Maine’s Native American tribes are treated differently from the vast majority of tribes in other parts of the country. The federal government recognizes the inherent sovereignty of those tribes, meaning they are treated as a separate nation rather than as a state or municipality. Sovereign tribes can establish their own form of government, determine membership requirements, and play a substantial role in law enforcement and court systems.
Maine’s Wabanaki tribes—the Penobscot Nation, Passamaquoddy Tribe, Houlton Band of Maliseet, and Aroostook Band of Micmacs—as well as the Abenaki and other tribal communities living in diaspora outside of Maine, do not have sovereignty. A law passed in 1980 created what is essentially a state/municipality relationship between Maine and the tribes, subjecting the tribes to Maine state laws. Maine’s tribes have sought sovereignty on par with most federal tribes for years, and now the effort is closer than ever to becoming a reality.
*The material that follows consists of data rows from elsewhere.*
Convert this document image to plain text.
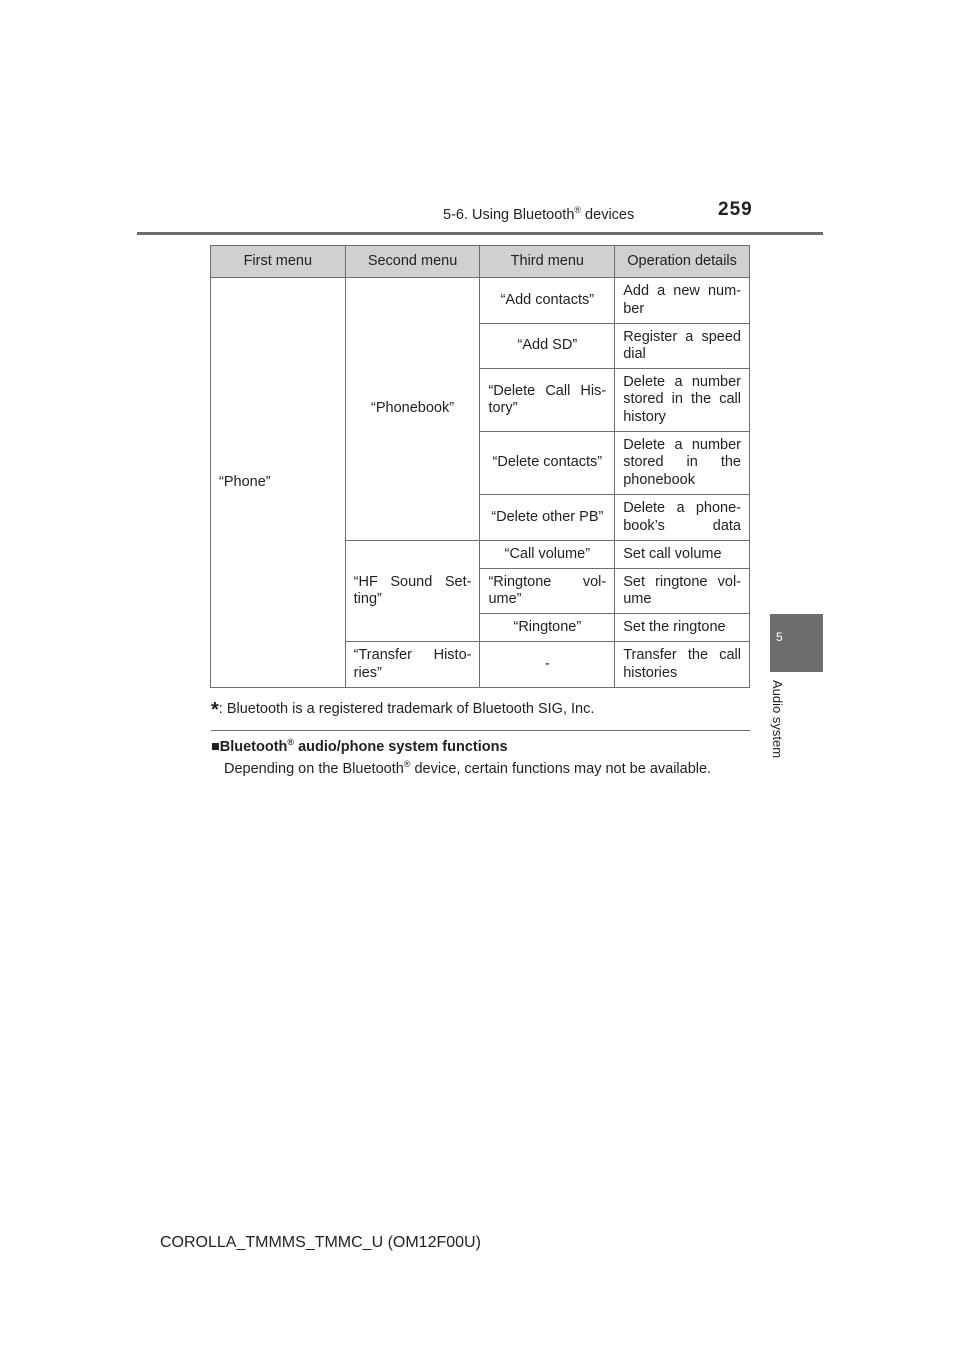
5-6. Using Bluetooth® devices	259
5
Audio system
First menu	Second menu	Third menu	Operation details
“Phone”	“Phonebook”	“Add contacts”	Add a new num-ber
		“Add SD”	Register a speed dial
		“Delete Call His-tory”	Delete a number stored in the call history
		“Delete contacts”	Delete a number stored in the phonebook
		“Delete other PB”	Delete a phone-book’s data
	“HF Sound Set-ting”	“Call volume”	Set call volume
		“Ringtone vol-ume”	Set ringtone vol-ume
		“Ringtone”	Set the ringtone
	“Transfer Histo-ries”	-	Transfer the call histories
*: Bluetooth is a registered trademark of Bluetooth SIG, Inc.
■Bluetooth® audio/phone system functions
Depending on the Bluetooth® device, certain functions may not be available.
COROLLA_TMMMS_TMMC_U (OM12F00U)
Maine Audubon supports tribal sovereignty in Maine. We stand with Wabanaki and other indigenous people in supporting their communities, their culture, and their right to self-determination. We stand with dozens of our peer conservation advocacy organizations in submitting testimony in support of this legislation, LD 585. And we stand with hundreds of other organizations and businesses striving to be more inclusive, equitable, and just in our work and our lives.
Sovereignty for the Wabanaki has direct implications for our relationships, work, and mission.
As a landowner, Maine Audubon must acknowledge that the land of this state was stolen from the tribes, and whole systems were created to perpetuate ongoing theft, persecution, and oppression throughout every generation and landscape here since. While white settlers worked to systematically eradicate Wabanaki people, communities, and culture, the land throughout what is now Maine has also been abused under white ownership and “stewardship.” Maine Audubon can claim positive land use practices that align with indigenous principles of reciprocity on our land and the land management that we influence, but the Wabanaki have been the best stewards that the lands have ever known. Maine Audubon supports Wabanaki sovereignty as a step toward acknowledgement and reparation of the occupation and seizure of Wabanaki ancestral homelands.
As a leader in conservation and environmental education, Maine Audubon points to Wabanaki culture as the ultimate example of natural resource stewardship, sustainability, and governance. Just as we rely on Western science, technology, and white education and leadership institutions to advance our mission, we also rely on Traditional Ecological Knowledge and ways of knowing. Concepts such as phenology, conserving resources for seven generations ahead, being water protectors, and silviculture that were central to indigenous culture are still the sources of most of today’s environmental restoration solutions. For decades, we have worked alongside Wabanaki leaders and communities restoring fish passage on the Penobscot River, observing signs of climate change, testifying on behalf of conservation values in the legislature, hosting Wabanaki experts for lectures, and developing new school curricula that blends STEM and traditional ecological knowledge. Maine Audubon supports Wabanaki sovereignty as a way of further enabling, empowering, and entrusting these traditions and values so ingrained in our mission and work.